Hurricane Irma knocked out power to as many as 16 million people across the Southeast, according to recent estimates from utility companies. The vast majority of these outages occurred in the state of Florida, which was noticeably darker on satellite imagery as Irma pulled away from the state.
This imagery, courtesy of NOAA, shows data from the Suomi NPP satellite's VIIRS instrument, which has a special setting that helps scientists visualize nighttime lights. This "day-night band" can be used in a number of ways. Notably, it uses moonlight to help meteorologists track storm features when sunlight is absent. It also helps track changes in light emitted from Earth itself.
On the left is light emitted from Florida before Hurricane Irma (the night of May 11). On the right is what the VIIRS instrument saw around 3 a.m. Tuesday morning.
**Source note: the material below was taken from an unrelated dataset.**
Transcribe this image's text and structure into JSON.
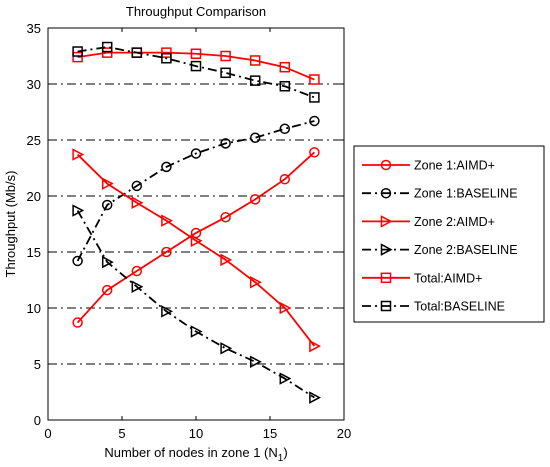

About 6.1 million customers (accounts) in Florida were without power on Monday afternoon, according to the Department of Energy. Translating that number to the actual number of people affected can be difficult. The energy companies directly track the number of meters that are "offline," but that doesn't say anything about how many people are impacted by that particular outage.
A Duke Energy spokeswoman said, per the latest Florida census data, a factor of 2.5 is a good estimate. In other words, for every account without power, 2.5 people are affected. Using that approximation, around 15.25 million people were without power in the state on Monday.
"We've never had that many outages. I don't think any utility in the country has," Eric Silagy, president and chief executive of Florida Power and Light — the state's largest electric utility — told The Washington Post.